Why read reviews? Why indulge the prescriptive, self-absorbed ramblings and opinions of strangers? (Hi.) It's probably to determine a sensibility: an authority on a kind of music can explain what kind of music a record or whatever is. Fine. But the process is one step removed when the music in question is its own kind of reportage, provided by an ambassador of a lifestyle that's almost entirely about cultural creation and consumption. Such is the gestalt of youth culture, and rapper/beat-maker/remixer (and former music writer) Rollie “Cadence Weapon” Pemberton is a capable authority.
Pemberton is a phenomenon, and Afterparty Babies is phenomenal. This kid is as astute an observer of his own age and place in the world (young, cool, virile) as Philip Roth is of his (old, respected, impotent). Pemberton's 2005 debut, Breaking Kayfabe, was just as sharp and willful, but Afterparty Babies fulfills its sophomoric duty by expanding on its predecessor's aggro intelligence. His particular talent is to invite in every preoccupation of a young male's mind and ego, including the conflicting, unappealing debris.
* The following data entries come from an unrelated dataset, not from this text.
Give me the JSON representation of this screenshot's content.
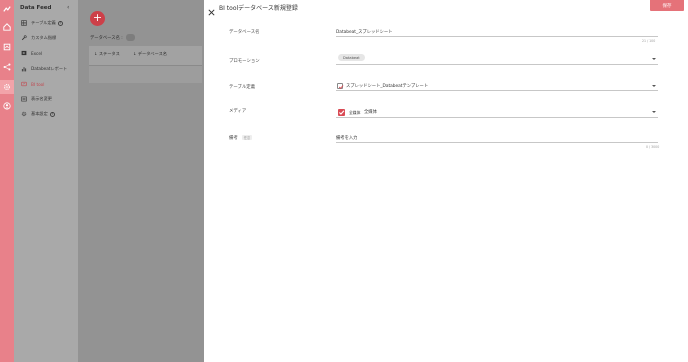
{
  "sidebar": {
    "title": "Data Feed",
    "items": [
      {
        "label": "テーブル定義",
        "icon": "table-icon",
        "help": "?"
      },
      {
        "label": "カスタム指標",
        "icon": "wrench-icon",
        "help": ""
      },
      {
        "label": "Excel",
        "icon": "excel-icon",
        "help": ""
      },
      {
        "label": "Databeatレポート",
        "icon": "bar-chart-icon",
        "help": ""
      },
      {
        "label": "BI tool",
        "icon": "bi-tool-icon",
        "help": ""
      },
      {
        "label": "表示名変更",
        "icon": "list-icon",
        "help": ""
      },
      {
        "label": "基本設定",
        "icon": "gear-icon",
        "help": "?"
      }
    ]
  },
  "main": {
    "fab_label": "+",
    "db_name_label": "データベース名 :",
    "columns": [
      "↓ ステータス",
      "↓ データベース名"
    ]
  },
  "drawer": {
    "close_label": "✕",
    "title": "BI toolデータベース新規登録",
    "save_label": "保存",
    "fields": {
      "db_name": {
        "label": "データベース名",
        "value": "Databeat_スプレッドシート",
        "counter": "21 / 100"
      },
      "promotion": {
        "label": "プロモーション",
        "chip": "Databeat"
      },
      "table_def": {
        "label": "テーブル定義",
        "value": "スプレッドシート_Databeatテンプレート"
      },
      "media": {
        "label": "メディア",
        "checkbox_label": "全媒体",
        "value": "全媒体"
      },
      "notes": {
        "label": "備考",
        "optional": "任意",
        "placeholder": "備考を入力",
        "counter": "0 / 3000"
      }
    }
  },
  "colors": {
    "accent": "#d94a54",
    "rail": "#e8818a",
    "save": "#e57279"
  }
}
Pemberton has little truck with pedantry, and his rarely rhyming diatribes about party people are whip-smart and unforgiving, all spread over electro disharmonies and toy-factory soundtracks.
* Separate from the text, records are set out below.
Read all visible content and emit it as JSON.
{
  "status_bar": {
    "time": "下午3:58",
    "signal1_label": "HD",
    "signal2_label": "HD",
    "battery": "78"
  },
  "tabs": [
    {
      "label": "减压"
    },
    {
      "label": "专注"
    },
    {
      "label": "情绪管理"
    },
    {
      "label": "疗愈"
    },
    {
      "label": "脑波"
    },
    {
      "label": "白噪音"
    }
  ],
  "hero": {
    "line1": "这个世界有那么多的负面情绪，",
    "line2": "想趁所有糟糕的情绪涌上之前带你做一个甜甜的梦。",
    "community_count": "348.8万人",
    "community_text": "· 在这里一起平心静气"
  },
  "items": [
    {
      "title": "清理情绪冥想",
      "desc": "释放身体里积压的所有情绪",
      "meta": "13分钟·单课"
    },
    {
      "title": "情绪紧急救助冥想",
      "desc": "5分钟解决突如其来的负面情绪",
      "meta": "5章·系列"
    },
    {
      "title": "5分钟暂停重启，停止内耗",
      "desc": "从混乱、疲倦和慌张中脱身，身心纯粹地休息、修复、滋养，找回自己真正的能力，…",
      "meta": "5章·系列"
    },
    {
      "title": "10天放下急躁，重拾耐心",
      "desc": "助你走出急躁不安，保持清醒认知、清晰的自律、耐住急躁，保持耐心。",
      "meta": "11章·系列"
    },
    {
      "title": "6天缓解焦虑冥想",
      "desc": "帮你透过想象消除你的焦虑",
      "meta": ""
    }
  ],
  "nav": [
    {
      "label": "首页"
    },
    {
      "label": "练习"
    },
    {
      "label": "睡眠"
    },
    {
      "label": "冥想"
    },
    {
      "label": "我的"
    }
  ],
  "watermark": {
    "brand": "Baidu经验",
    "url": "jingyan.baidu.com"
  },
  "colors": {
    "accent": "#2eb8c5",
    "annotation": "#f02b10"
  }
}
Pemberton raps about the intricacies of irony, of cool detachment, of protective social worlds. “Juliann Wilding,” “Do I Miss My Friends?” and “We Move Away” are mostly about the importance, the letdowns and revelations, of friends and scenes. “In Search of the Youth Crew,” “True Story” (the disc's best song) and “Real Estate” are punchy screeds about the day-to-day of the unlikely spokesperson for Canada's legions of thinking hipsters (he's from Edmonton). The gravitas owed to being twentysomething is constant, both critical and celebratory. No sycophant in his own world, Cadence Weapon is a soldier of the real.